Giù è oramai ancor più festa: tutta Ferrandina ha raggiunto Piazza Plebiscito e pian piano si comincia con la cerimonia di premiazione. Discorso di alcuni componenti del Consiglio Comunale, vice sindaco in testa, che hanno offerto la loro preziosa collaborazione e giusto premio per loro come per Carabinieri, Protezione Civile, Avis, Polizia locale, tutti attori protagonisti di questa pregevolissima manifestazione.

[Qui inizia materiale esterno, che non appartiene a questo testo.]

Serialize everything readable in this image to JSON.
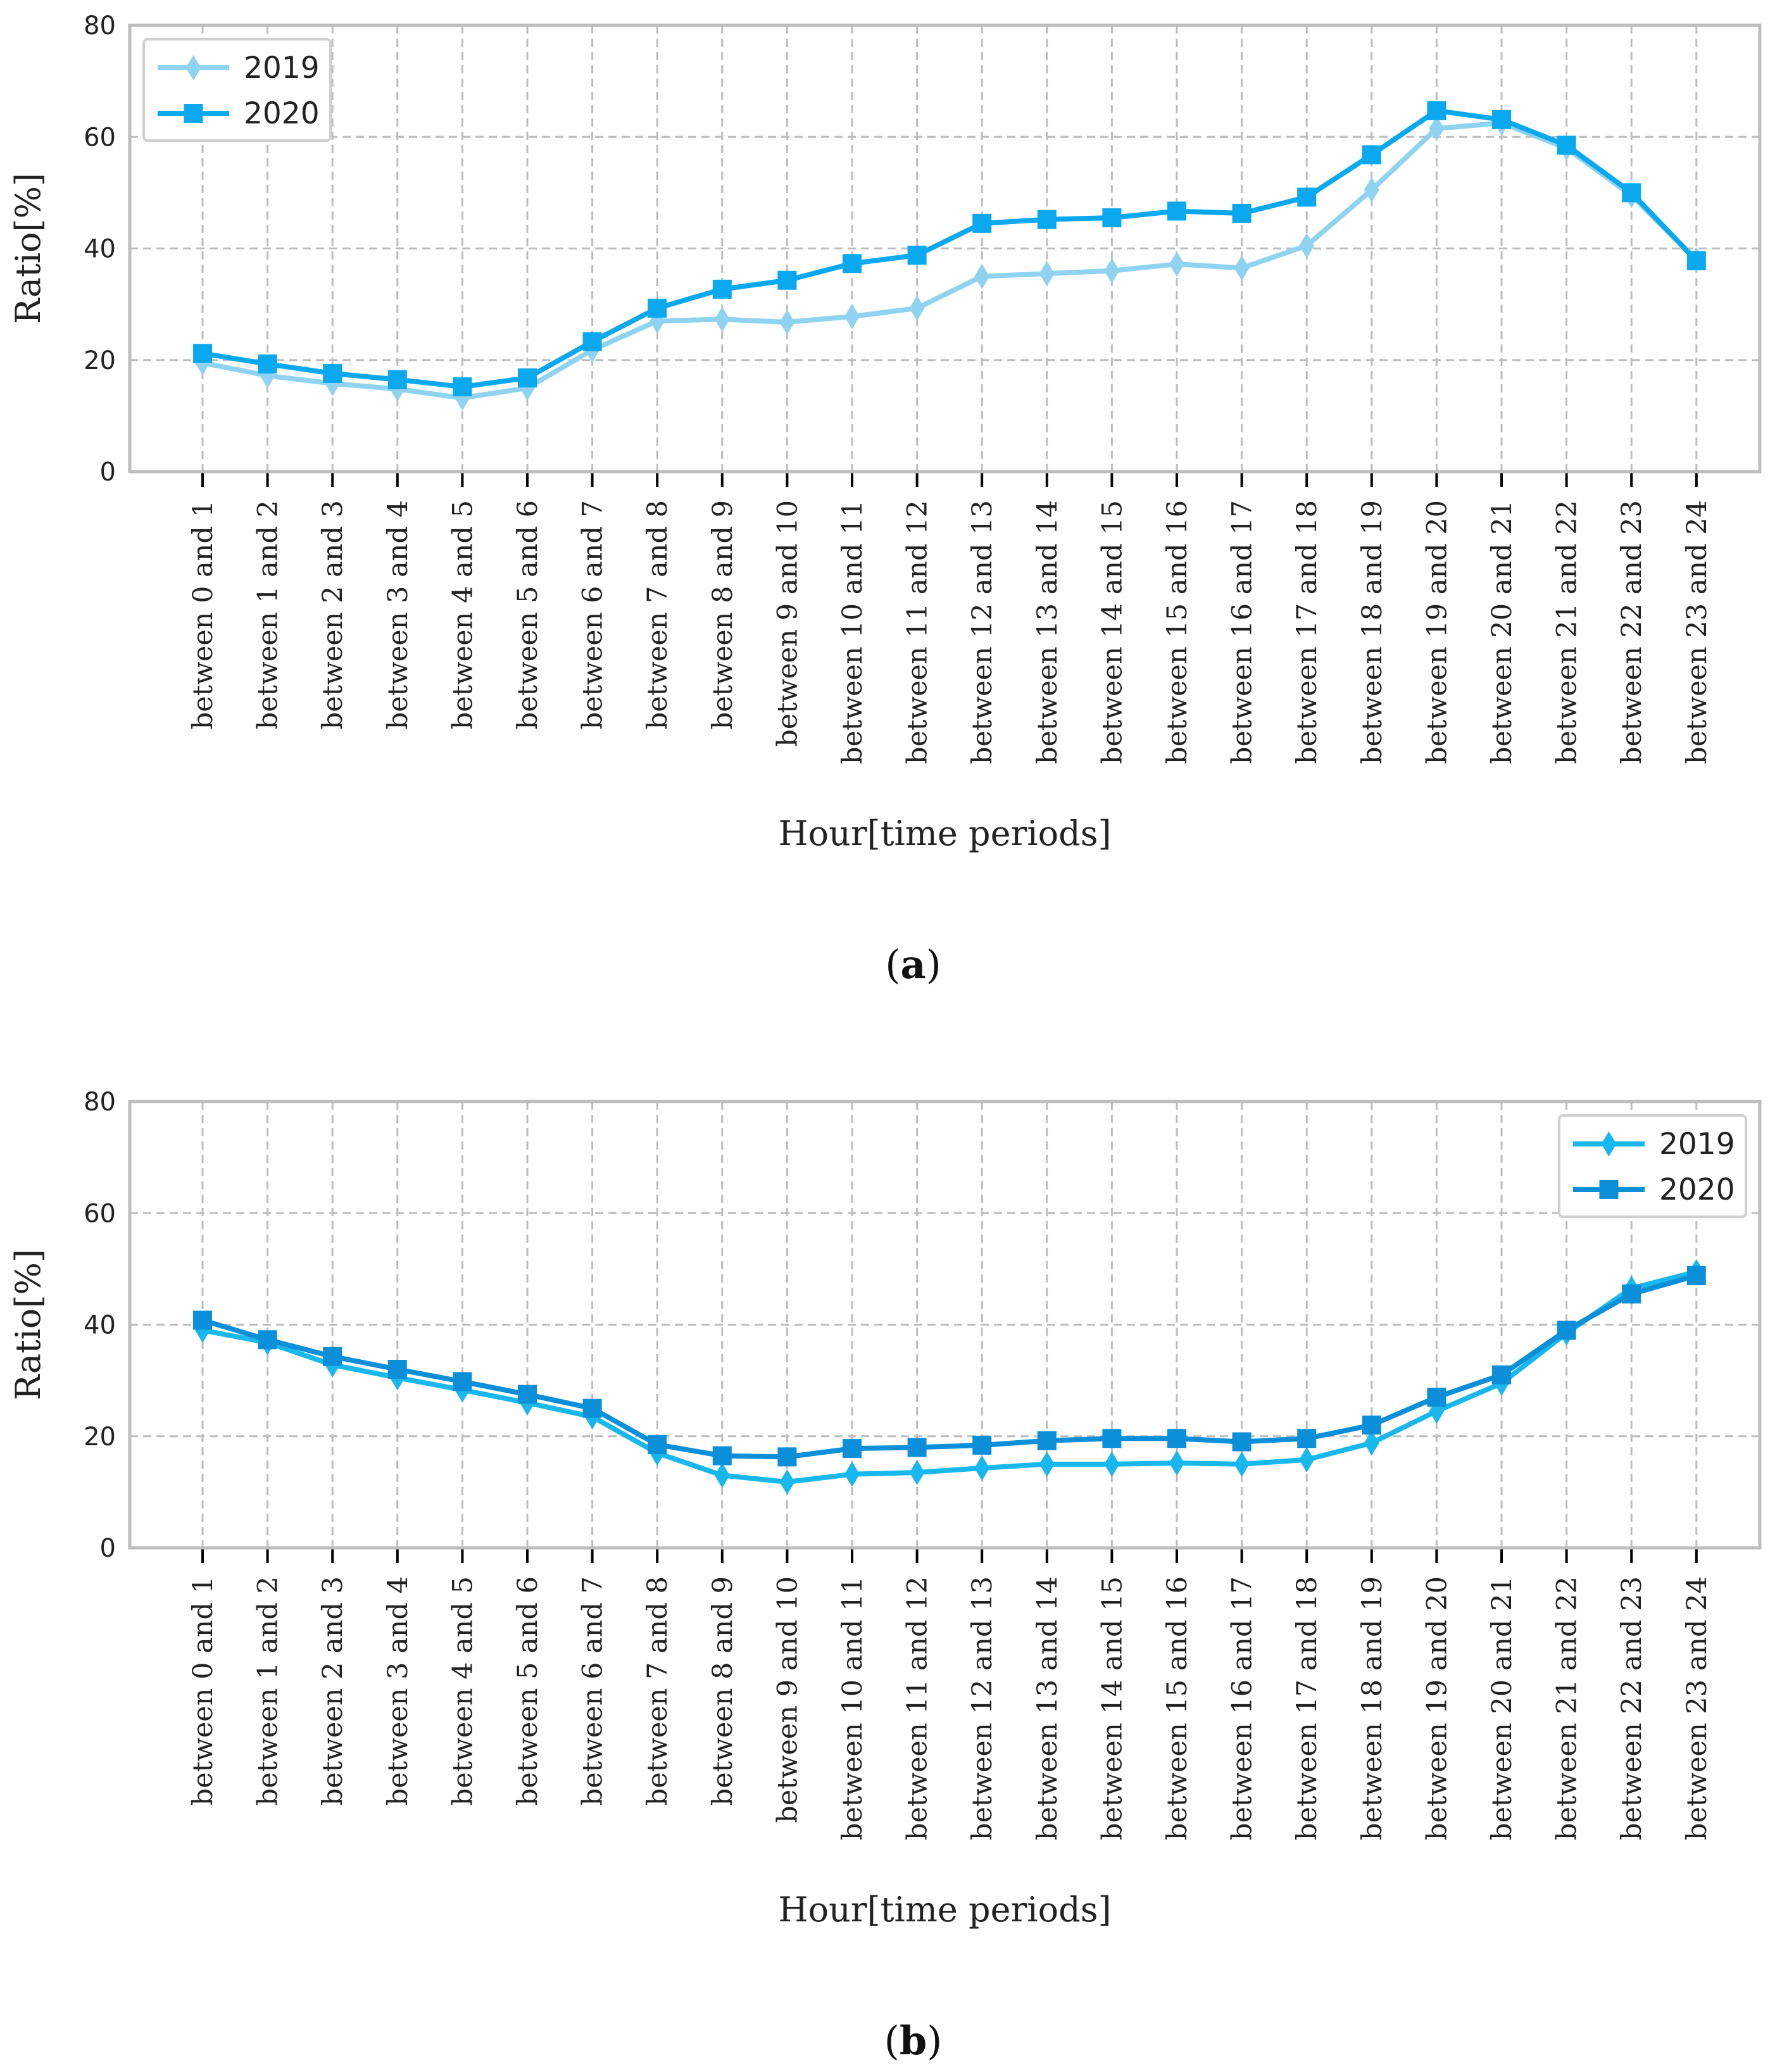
{
  "chart_data": [
    {
      "type": "line",
      "panel_label": "a",
      "title": "",
      "xlabel": "Hour[time periods]",
      "ylabel": "Ratio[%]",
      "ylim": [
        0,
        80
      ],
      "yticks": [
        "0",
        "20",
        "40",
        "60",
        "80"
      ],
      "grid": true,
      "legend_position": "top-left",
      "categories": [
        "between 0 and 1",
        "between 1 and 2",
        "between 2 and 3",
        "between 3 and 4",
        "between 4 and 5",
        "between 5 and 6",
        "between 6 and 7",
        "between 7 and 8",
        "between 8 and 9",
        "between 9 and 10",
        "between 10 and 11",
        "between 11 and 12",
        "between 12 and 13",
        "between 13 and 14",
        "between 14 and 15",
        "between 15 and 16",
        "between 16 and 17",
        "between 17 and 18",
        "between 18 and 19",
        "between 19 and 20",
        "between 20 and 21",
        "between 21 and 22",
        "between 22 and 23",
        "between 23 and 24"
      ],
      "series": [
        {
          "name": "2019",
          "marker": "diamond",
          "color": "#8fd3f0",
          "values": [
            19.5,
            17.2,
            15.8,
            14.8,
            13.2,
            15.0,
            21.8,
            27.0,
            27.3,
            26.8,
            27.8,
            29.3,
            35.0,
            35.5,
            36.0,
            37.2,
            36.5,
            40.5,
            50.5,
            61.5,
            62.5,
            58.0,
            49.5,
            38.0
          ]
        },
        {
          "name": "2020",
          "marker": "square",
          "color": "#0aa8ee",
          "values": [
            21.2,
            19.3,
            17.6,
            16.5,
            15.2,
            16.8,
            23.3,
            29.3,
            32.7,
            34.3,
            37.3,
            38.8,
            44.5,
            45.2,
            45.5,
            46.7,
            46.3,
            49.2,
            56.8,
            64.7,
            63.1,
            58.5,
            50.0,
            37.8
          ]
        }
      ]
    },
    {
      "type": "line",
      "panel_label": "b",
      "title": "",
      "xlabel": "Hour[time periods]",
      "ylabel": "Ratio[%]",
      "ylim": [
        0,
        80
      ],
      "yticks": [
        "0",
        "20",
        "40",
        "60",
        "80"
      ],
      "grid": true,
      "legend_position": "top-right",
      "categories": [
        "between 0 and 1",
        "between 1 and 2",
        "between 2 and 3",
        "between 3 and 4",
        "between 4 and 5",
        "between 5 and 6",
        "between 6 and 7",
        "between 7 and 8",
        "between 8 and 9",
        "between 9 and 10",
        "between 10 and 11",
        "between 11 and 12",
        "between 12 and 13",
        "between 13 and 14",
        "between 14 and 15",
        "between 15 and 16",
        "between 16 and 17",
        "between 17 and 18",
        "between 18 and 19",
        "between 19 and 20",
        "between 20 and 21",
        "between 21 and 22",
        "between 22 and 23",
        "between 23 and 24"
      ],
      "series": [
        {
          "name": "2019",
          "marker": "diamond",
          "color": "#18b8ee",
          "values": [
            39.0,
            36.8,
            32.8,
            30.5,
            28.3,
            26.0,
            23.5,
            17.0,
            13.0,
            11.8,
            13.2,
            13.5,
            14.3,
            15.0,
            15.0,
            15.2,
            15.0,
            15.8,
            18.8,
            24.5,
            29.5,
            38.5,
            46.5,
            49.5
          ]
        },
        {
          "name": "2020",
          "marker": "square",
          "color": "#0a8fd8",
          "values": [
            40.8,
            37.3,
            34.3,
            32.0,
            29.8,
            27.5,
            25.0,
            18.5,
            16.5,
            16.3,
            17.8,
            18.0,
            18.4,
            19.2,
            19.6,
            19.6,
            19.0,
            19.6,
            22.0,
            27.0,
            31.0,
            39.0,
            45.5,
            48.8
          ]
        }
      ]
    }
  ]
}
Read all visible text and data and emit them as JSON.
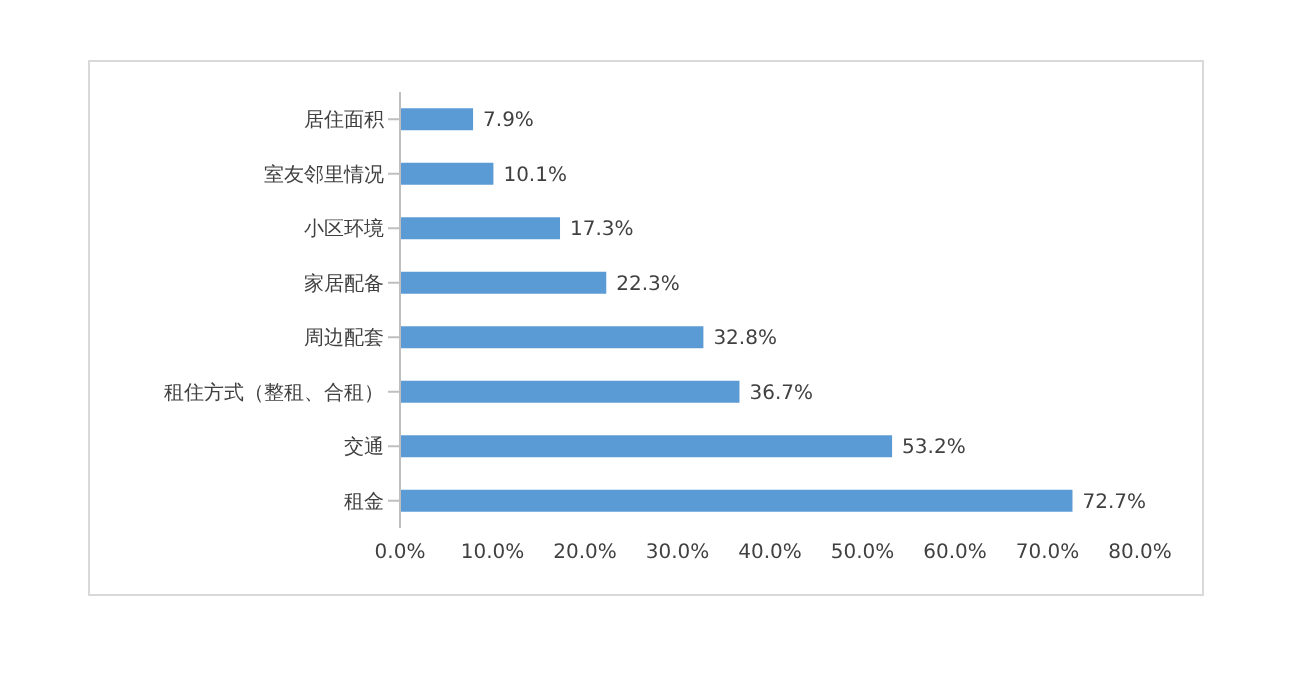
{
  "chart_data": {
    "type": "bar",
    "orientation": "horizontal",
    "categories": [
      "居住面积",
      "室友邻里情况",
      "小区环境",
      "家居配备",
      "周边配套",
      "租住方式（整租、合租）",
      "交通",
      "租金"
    ],
    "values": [
      7.9,
      10.1,
      17.3,
      22.3,
      32.8,
      36.7,
      53.2,
      72.7
    ],
    "value_labels": [
      "7.9%",
      "10.1%",
      "17.3%",
      "22.3%",
      "32.8%",
      "36.7%",
      "53.2%",
      "72.7%"
    ],
    "color": "#5b9bd5",
    "xlim": [
      0,
      80
    ],
    "xticks": [
      {
        "value": 0,
        "label": "0.0%"
      },
      {
        "value": 10,
        "label": "10.0%"
      },
      {
        "value": 20,
        "label": "20.0%"
      },
      {
        "value": 30,
        "label": "30.0%"
      },
      {
        "value": 40,
        "label": "40.0%"
      },
      {
        "value": 50,
        "label": "50.0%"
      },
      {
        "value": 60,
        "label": "60.0%"
      },
      {
        "value": 70,
        "label": "70.0%"
      },
      {
        "value": 80,
        "label": "80.0%"
      }
    ],
    "grid": false
  }
}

Premi per qualche atleta “diversamente abile”, ma senz’altro più bravo di noi e via alla cerimonia ufficiale, a cominciare dai primi quindici uomini, tutti premiati con “vil danaro” (250€ per il primo, per scendere a 50 dl 15°) e trofeo, targhe e prodotti tipici. Stessa sorte per le prime sette donne (200€ alla prima a scalare fino ai 50 della settima) e trofeo, targhe e prodotti tipici. La Labani, che ha realizzato il record del percorso (precedente 38:36 di Teresa Montrone nel 2011), guadagna altri 100 euro di bonus. Premiati i primi cinque fuori regione (qualche atleta pugliese mi faceva notare che dovrebbero essere di più i premiati “ospiti”, dato il crescente numero di convenuti), si passa alle prime due società extraregionali (Atletica Acquaviva e Gymnasium San Pancrazio, nell’ordine), e quindi alle varie categorie per fascia d’età, riservate esclusivamente agli atleti lucani, poiché la StraFerrandina è una tappa del circuito “Basilicata in Corsa”. Prima società regionale i Lucani Free Runners di Policoro.

Il saluto finale conclude la manifestazione, tutto sommato ben condotta dallo speaker Cuoco.

Il saluto personale agli amici di Ferrandina e via per il rientro con gli occhi pieni di sano podismo e di amore per la corsa e la voglia di tornarci presto.